Когда началось это и когда к Егорушкину пришли товарищи с предложением оставить работу, он молча согласился. Но далеко, в тайниках души, у него мелькнула мысль: «А ведь прогорит!» Когда в разгар событий через станцию спешили какие-то люди и нужно было развить скорость движения до «молнии», призывали Егорушкина, и он вставал к знакомому месту своему у рычагов кранов и ключей. Вез с той быстротой, как никто не возил, и все же думал: «Нарвутся!..»
И, наконец, когда теперь над станцией распростерлась жуткая тишина и подавленность и не слышно громких голосов, не гудят гудки, не бьет колокол, теперь Егорушкин выходит каждый день на опустевшую платформу, глядит в ту сторону, где стояли закоптелые, молчаливые здания мастерских, и с мимолетною грустью соображает: «Сорвалось!..»
Оборвалось «это» внезапно. Откуда-то налетело известие, что там, на Западе, происходят ужасы. Рассказывали о сотнях виселиц, о расстрелах без суда, о пьяных оргиях над трупами. Не верили, бодрились. Кричали:
— Вздор!.. Слухи бабьи!.. не верьте!
Но верили. Находились, и много было таких, что верили. А на станции делалось все малолюдней, все тише.
Егорушкин ходил среди людей, прислушивался к толкам и усмехался.
— Ишь, храбрецы!.. Ужасы какие придумывают!.. Ну, сорвалось… не выгорело… В другой раз, может, и удасся!.. Только — лежачего не бьют!..

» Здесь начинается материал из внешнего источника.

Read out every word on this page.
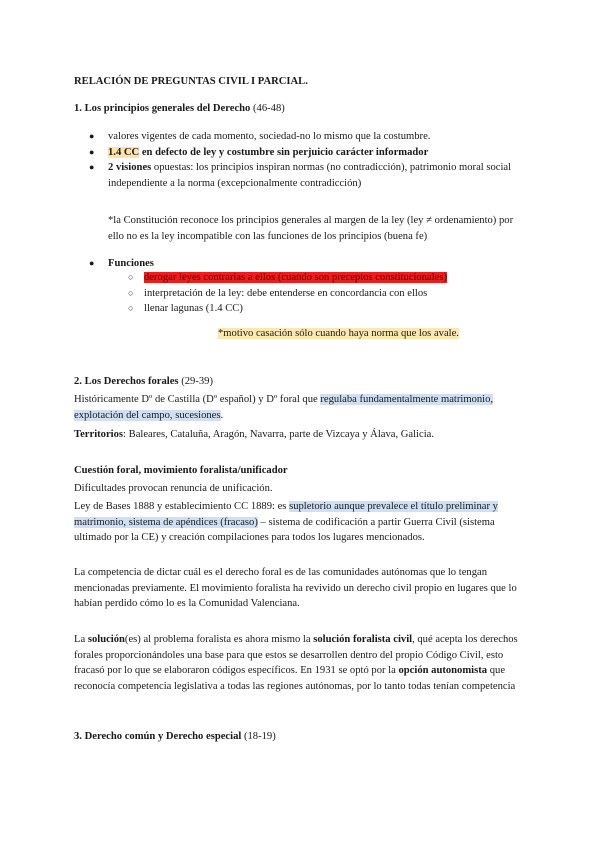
RELACIÓN DE PREGUNTAS CIVIL I PARCIAL.
1. Los principios generales del Derecho (46-48)
● valores vigentes de cada momento, sociedad-no lo mismo que la costumbre.
● 1.4 CC en defecto de ley y costumbre sin perjuicio carácter informador
● 2 visiones opuestas: los principios inspiran normas (no contradicción), patrimonio moral social independiente a la norma (excepcionalmente contradicción)
*la Constitución reconoce los principios generales al margen de la ley (ley ≠ ordenamiento) por ello no es la ley incompatible con las funciones de los principios (buena fe)
● Funciones
○ derogar leyes contrarias a ellos (cuando son preceptos constitucionales)
○ interpretación de la ley: debe entenderse en concordancia con ellos
○ llenar lagunas (1.4 CC)
*motivo casación sólo cuando haya norma que los avale.
2. Los Derechos forales (29-39)
Históricamente Dº de Castilla (Dº español) y Dº foral que regulaba fundamentalmente matrimonio, explotación del campo, sucesiones.
Territorios: Baleares, Cataluña, Aragón, Navarra, parte de Vizcaya y Álava, Galicia.
Cuestión foral, movimiento foralista/unificador
Dificultades provocan renuncia de unificación.
Ley de Bases 1888 y establecimiento CC 1889: es supletorio aunque prevalece el título preliminar y matrimonio, sistema de apéndices (fracaso) – sistema de codificación a partir Guerra Civil (sistema ultimado por la CE) y creación compilaciones para todos los lugares mencionados.
La competencia de dictar cuál es el derecho foral es de las comunidades autónomas que lo tengan mencionadas previamente. El movimiento foralista ha revivido un derecho civil propio en lugares que lo habían perdido cómo lo es la Comunidad Valenciana.
La solución(es) al problema foralista es ahora mismo la solución foralista civil, qué acepta los derechos forales proporcionándoles una base para que estos se desarrollen dentro del propio Código Civil, esto fracasó por lo que se elaboraron códigos específicos. En 1931 se optó por la opción autonomista que reconocía competencia legislativa a todas las regiones autónomas, por lo tanto todas tenían competencia
3. Derecho común y Derecho especial (18-19)
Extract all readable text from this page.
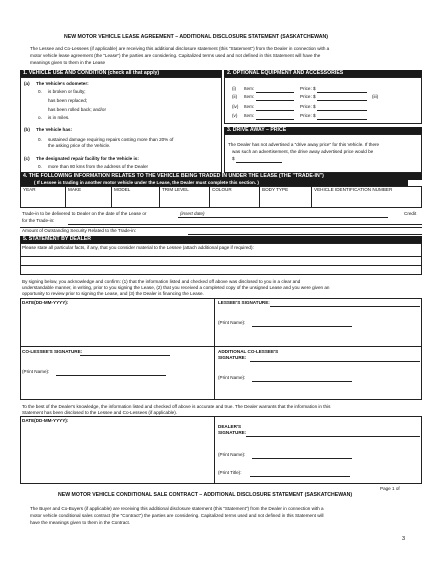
NEW MOTOR VEHICLE LEASE AGREEMENT – ADDITIONAL DISCLOSURE STATEMENT (SASKATCHEWAN)
The Lessee and Co-Lessees (if applicable) are receiving this additional disclosure statement (this "Statement") from the Dealer in connection with a
motor vehicle lease agreement (the "Lease") the parties are considering. Capitalized terms used and not defined in this Statement will have the
meanings given to them in the Lease
1. VEHICLE USE AND CONDITION (check all that apply)
(a) The Vehicle's odometer:
0. is broken or faulty;
has been replaced;
has been rolled back; and/or
o. is in miles.
(b) The Vehicle has:
0. sustained damage requiring repairs costing more than 20% of
the asking price of the Vehicle.
(c) The designated repair facility for the Vehicle is:
0. more than 80 kms from the address of the Dealer
2. OPTIONAL EQUIPMENT AND ACCESSORIES
(i) Item:	Price: $
(ii) Item:	Price: $	(iii)
(iv) Item:	Price: $
(v) Item:	Price: $
3. DRIVE AWAY – PRICE
The Dealer has not advertised a "drive away price" for this Vehicle. If there
was such an advertisement, the drive away advertised price would be
$
4. THE FOLLOWING INFORMATION RELATES TO THE VEHICLE BEING TRADED IN UNDER THE LEASE (THE "TRADE-IN")
( If Lessee is trading in another motor vehicle under the Lease, the Dealer must complete this section. )
YEAR	MAKE	MODEL	TRIM LEVEL	COLOUR	BODY TYPE	VEHICLE IDENTIFICATION NUMBER
Trade-in to be delivered to Dealer on the date of the Lease or	(insert date)	Credit
for the Trade-in:
Amount of Outstanding Security Related to the Trade-in:
5. STATEMENT BY DEALER
Please state all particular facts, if any, that you consider material to the Lessee (attach additional page if required):
By signing below, you acknowledge and confirm: (1) that the information listed and checked off above was disclosed to you in a clear and
understandable manner, in writing, prior to you signing the Lease, (2) that you received a completed copy of the unsigned Lease and you were given an
opportunity to review prior to signing the Lease, and (3) the Dealer is financing the Lease.
DATE(DD-MM-YYYY):	LESSEE'S SIGNATURE:
(Print Name):
CO-LESSEE'S SIGNATURE:
(Print Name):
ADDITIONAL CO-LESSEE'S
SIGNATURE:
(Print Name):
To the best of the Dealer's knowledge, the information listed and checked off above is accurate and true. The Dealer warrants that the information in this
Statement has been disclosed to the Lessee and Co-Lessees (if applicable).
DATE(DD-MM-YYYY):
DEALER'S
SIGNATURE:
(Print Name):
(Print Title):
Page 1 of
NEW MOTOR VEHICLE CONDITIONAL SALE CONTRACT – ADDITIONAL DISCLOSURE STATEMENT (SASKATCHEWAN)
The Buyer and Co-Buyers (if applicable) are receiving this additional disclosure statement (this "Statement") from the Dealer in connection with a
motor vehicle conditional sales contract (the "Contract") the parties are considering. Capitalized terms used and not defined in this Statement will
have the meanings given to them in the Contract.
3
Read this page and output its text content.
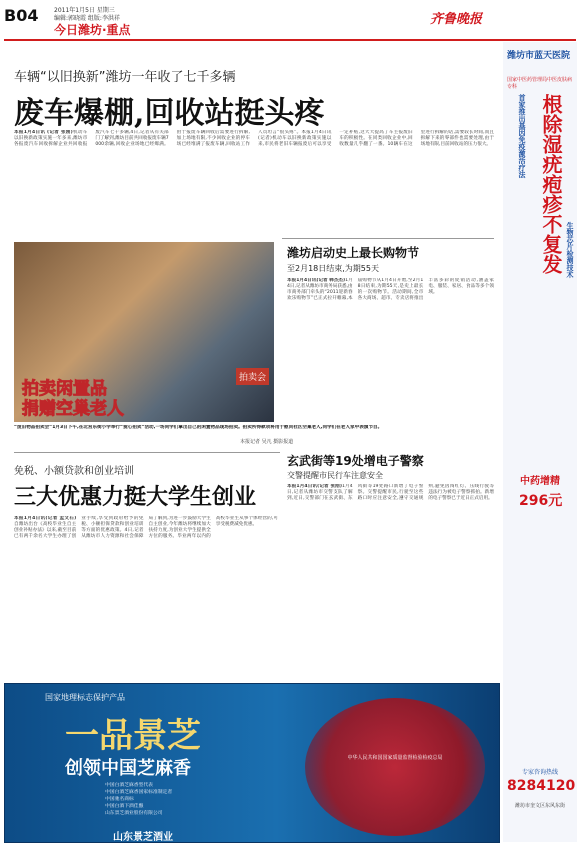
B04	2011年1月5日 星期三
编辑:郭晓霞 组版:李洪祥
今日潍坊·重点
齐鲁晚报
车辆“以旧换新”潍坊一年收了七千多辆
废车爆棚,回收站挺头疼
本报1月4日讯 (记者 张刚)机动车以旧换新政策实施一年多来,潍坊市各报废汽车回收拆解企业共回收报废汽车七千多辆,4日,记者从有关部门了解到,潍坊目前共回收报废车辆7000余辆,回收企业场地已经爆满。由于报废车辆回收后需要进行拆解,加上场地有限,不少回收企业的停车场已经堆满了报废车辆,回收站工作人员坦言“很头疼”。本报1月4日讯(记者)机动车以旧换新政策实施以来,市民将老旧车辆报废后可以享受一定补贴,这大大提高了车主报废旧车的积极性。在同类回收企业中,回收数量几乎翻了一番。10辆车在这里进行拆解的话,需要较长时间,而且拆解下来的零部件也需要处理,由于场地有限,目前回收站的压力很大。
拍卖会
拍卖闲置品
捐赠空巢老人
“废旧物品拍卖会”1月3日下午,在北宫东街小学举行“爱心拍卖”活动,一场同学们拿出自己的闲置物品现场拍卖。拍卖所得款项将用于慰问社区空巢老人,同学们在老人家中表演节目。
本报记者 吴凡 摄影报道
潍坊启动史上最长购物节
至2月18日结束,为期55天
本报1月4日讯(记者 韩杰杰)1月4日,记者从潍坊市商务局获悉,由市商务部门牵头的“2011迎新春欢乐购物节”已正式拉开帷幕,本届购物节从1月4日开始,至2月18日结束,为期55天,是史上最长的一次购物节。活动期间,全市各大商场、超市、专卖店将推出丰富多彩的促销活动,涵盖家电、服装、家居、食品等多个领域。
免税、小额贷款和创业培训
三大优惠力挺大学生创业
本报1月4日讯(记者 孟文石)自潍坊出台《高校毕业生自主创业补贴办法》以来,截至目前已有两千余名大学生办理了创业手续,享受到政府给予的免税、小额担保贷款和创业培训等方面的优惠政策。4日,记者从潍坊市人力资源和社会保障局了解到,为进一步鼓励大学生自主创业,今年潍坊将继续加大扶持力度,为创业大学生提供全方位的服务。毕业两年以内的高校毕业生从事个体经营的,可享受税费减免优惠。
玄武街等19处增电子警察
交警提醒市民行车注意安全
本报1月4日讯(记者 张刚)1月4日,记者从潍坊市交警支队了解到,近日,交警部门在玄武街、东风街等19处路口新增了电子警察。交警提醒市民,行驶至这些路口时应注意安全,遵守交通规则,避免因闯红灯、压线行驶等违法行为被电子警察抓拍。新增的电子警察已于近日正式启用。
国家地理标志保护产品
一品景芝
创领中国芝麻香
中国白酒芝麻香型代表
中国白酒芝麻香国家标准制定者
中国驰名商标
中国白酒下酒佳酿
山东景芝酒业股份有限公司
山东景芝酒业
中华人民共和国国家质量监督检验检疫总局
潍坊市蓝天医院
国家中医药管理局中医皮肤病专科
首家推出基因免疫激活疗法 根除湿疣疱疹不复发 生物芯片检测技术
中药增精
296元
专家咨询热线
8284120
潍坊市奎文区东风东街
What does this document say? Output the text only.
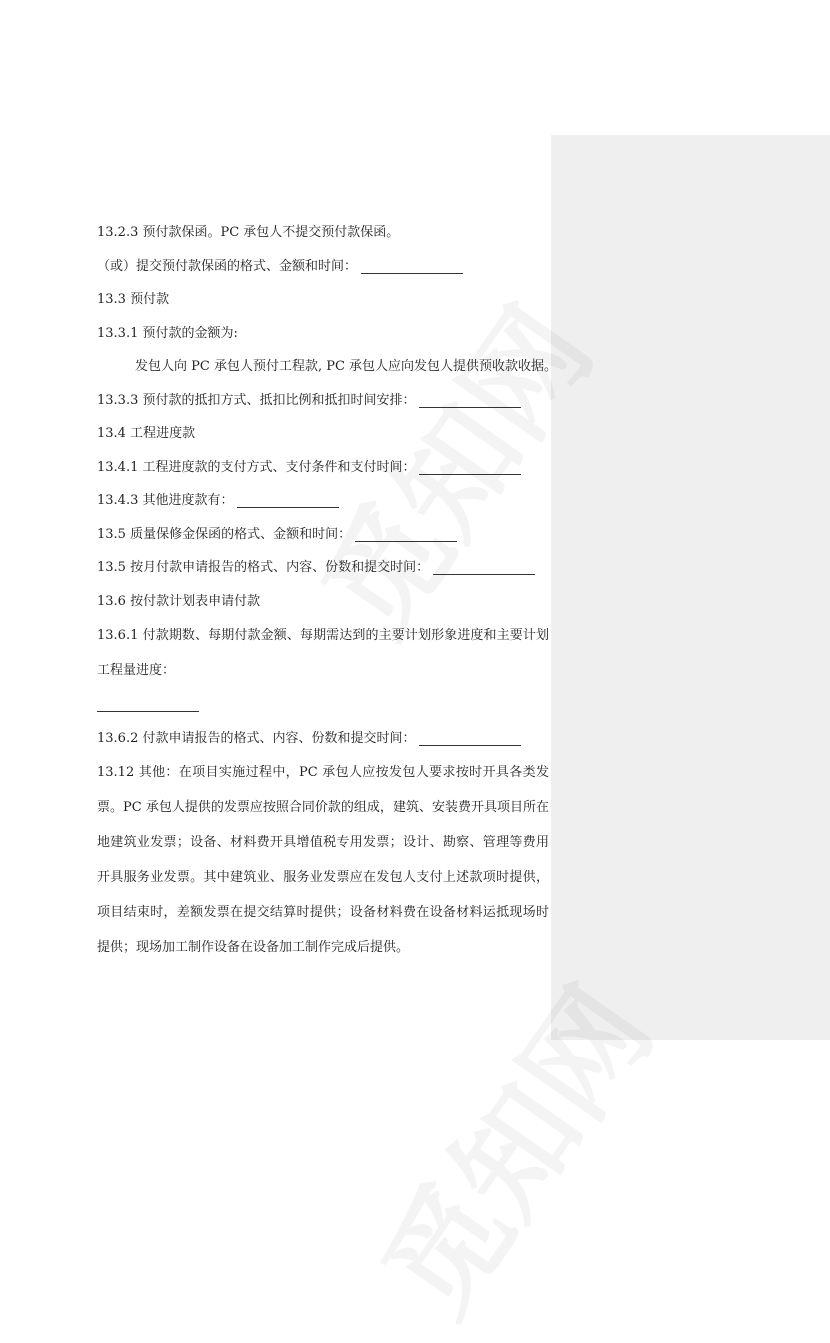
13.2.3 预付款保函。PC 承包人不提交预付款保函。

（或）提交预付款保函的格式、金额和时间：

13.3 预付款

13.3.1 预付款的金额为:

发包人向 PC 承包人预付工程款, PC 承包人应向发包人提供预收款收据。

13.3.3 预付款的抵扣方式、抵扣比例和抵扣时间安排：

13.4 工程进度款

13.4.1 工程进度款的支付方式、支付条件和支付时间：

13.4.3 其他进度款有：

13.5 质量保修金保函的格式、金额和时间：

13.5 按月付款申请报告的格式、内容、份数和提交时间：

13.6 按付款计划表申请付款

13.6.1 付款期数、每期付款金额、每期需达到的主要计划形象进度和主要计划工程量进度：

13.6.2 付款申请报告的格式、内容、份数和提交时间：

13.12 其他：在项目实施过程中，PC 承包人应按发包人要求按时开具各类发票。PC 承包人提供的发票应按照合同价款的组成，建筑、安装费开具项目所在地建筑业发票；设备、材料费开具增值税专用发票；设计、勘察、管理等费用开具服务业发票。其中建筑业、服务业发票应在发包人支付上述款项时提供，项目结束时，差额发票在提交结算时提供；设备材料费在设备材料运抵现场时提供；现场加工制作设备在设备加工制作完成后提供。
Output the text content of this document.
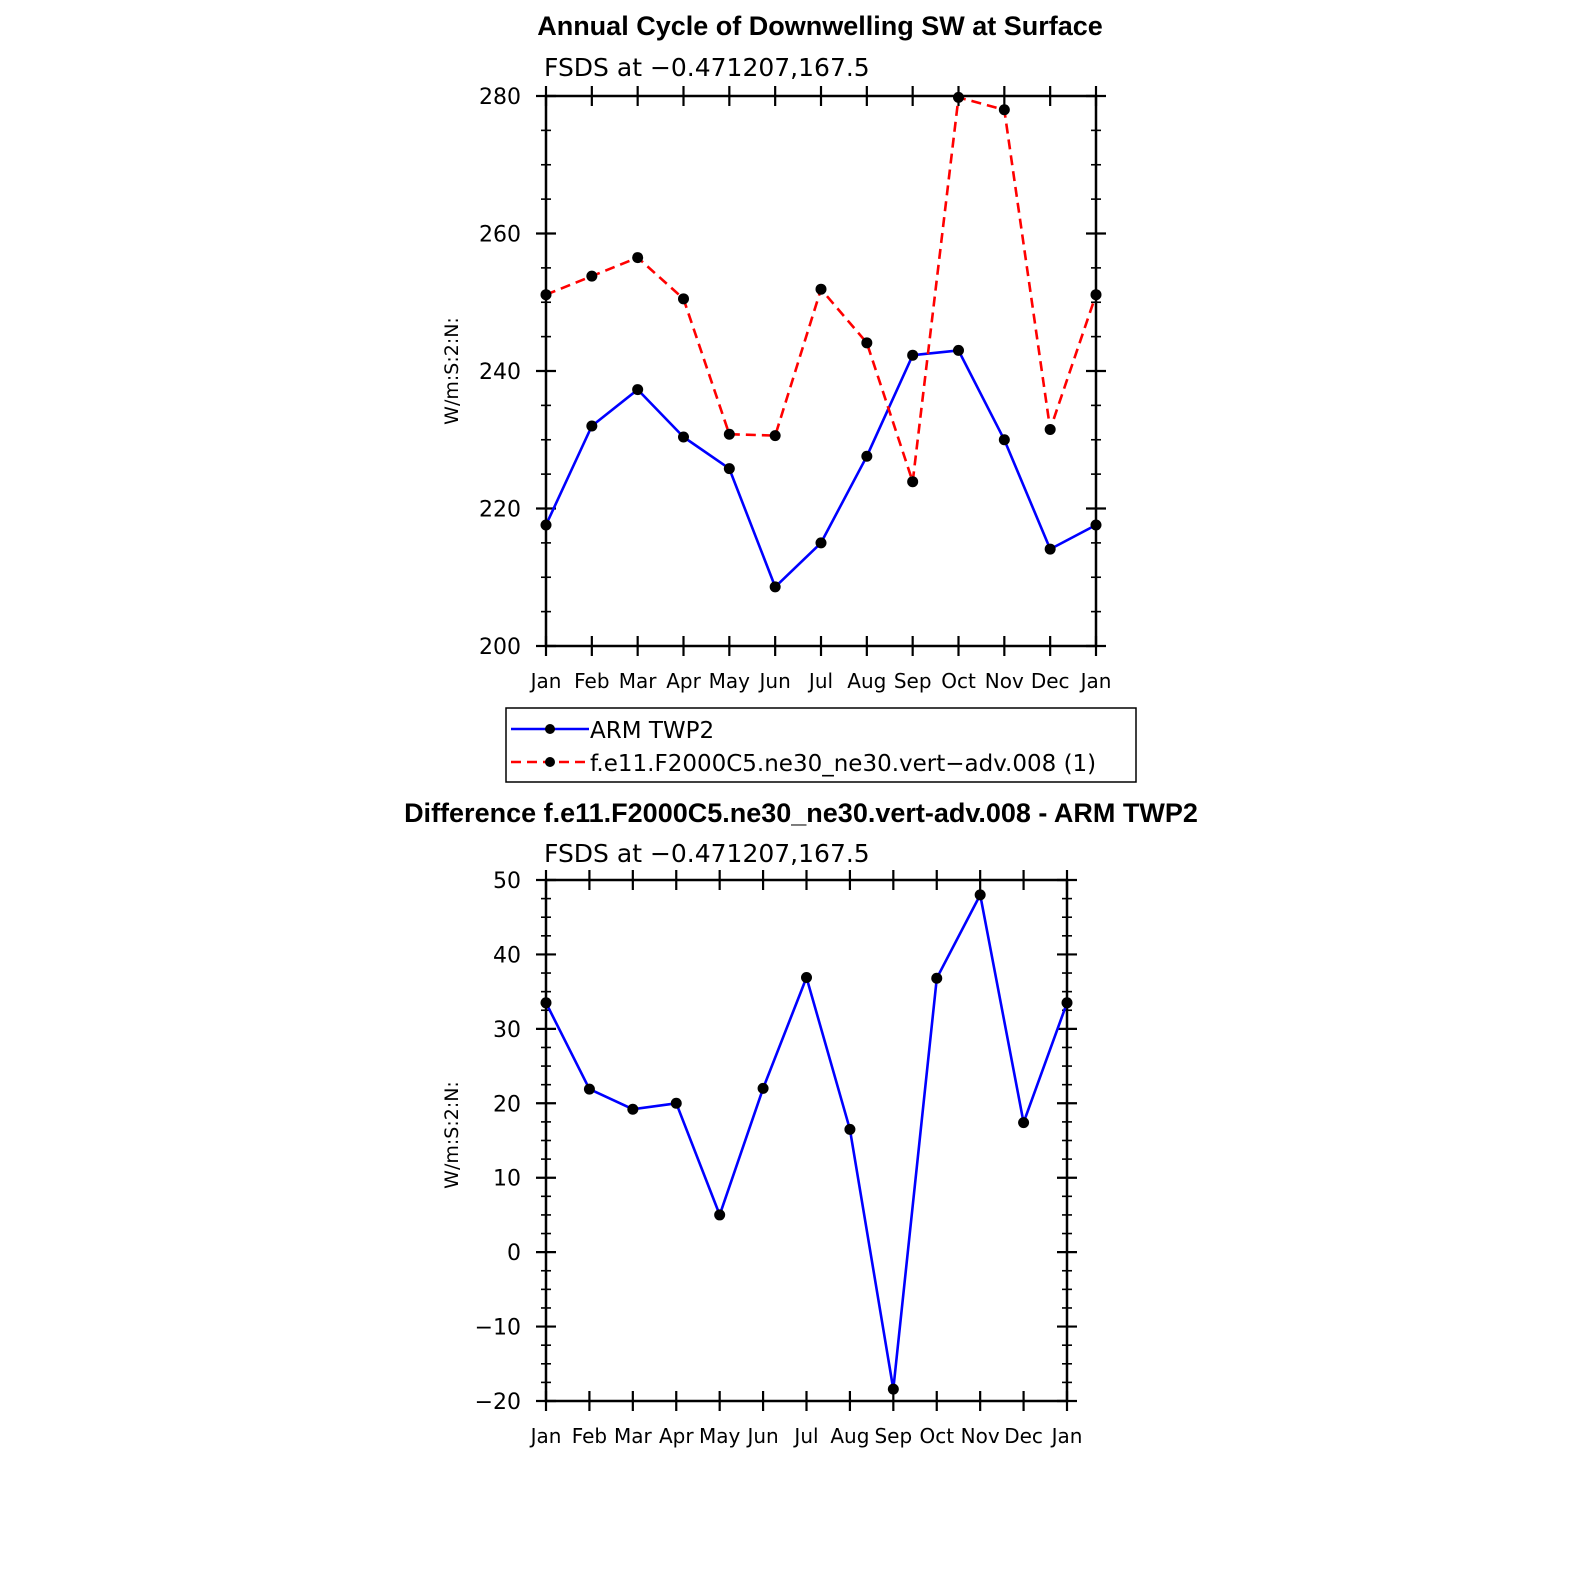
Annual Cycle of Downwelling SW at Surface
FSDS at −0.471207,167.5
W/m:S:2:N:
200
220
240
260
280
Jan Feb Mar Apr May Jun Jul Aug Sep Oct Nov Dec Jan
ARM TWP2
f.e11.F2000C5.ne30_ne30.vert−adv.008 (1)
Difference f.e11.F2000C5.ne30_ne30.vert-adv.008 - ARM TWP2
FSDS at −0.471207,167.5
W/m:S:2:N:
−20
−10
0
10
20
30
40
50
Jan Feb Mar Apr May Jun Jul Aug Sep Oct Nov Dec Jan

И те, кто не поддавался страху пред идущими слухами, кто не расходился, все-таки чувствовали, что, действительно, лежачие здесь, вокруг. Проигравшие сражение. И в этом сознании было больше ужаса, чем в страхе перед неизвестным. Неизвестным, что царит и властвует на Западе.
Жандарм, который во время событий, сохраняя собственное достоинство, всем и каждому говорил, что он только служащий, что будет новый господин — и он и ему будет верой и правдой служить, — теперь молчал и внимательно приглядывался ко всему, что творилось на станции. Ходил в телеграфную комнату, присаживался к аппарату, поближе к телеграфисту Пронину и, казалось, бесцельно глядел на узкую ленту бумаги, на которую редко, редко ложились неизвестные странные знаки — вести, идущие оттуда.
Часто Пронину делалось неловко в его присутствии, и он, скрывая раздражение, хотя оно и выступало большим румянцем на угристые щеки, тихо говорил:
— Не понимаю, Сафронов, чего вам интересно торчать здесь! Глядите, ведь ничего-то вы не понимаете… Только над душой виснете!..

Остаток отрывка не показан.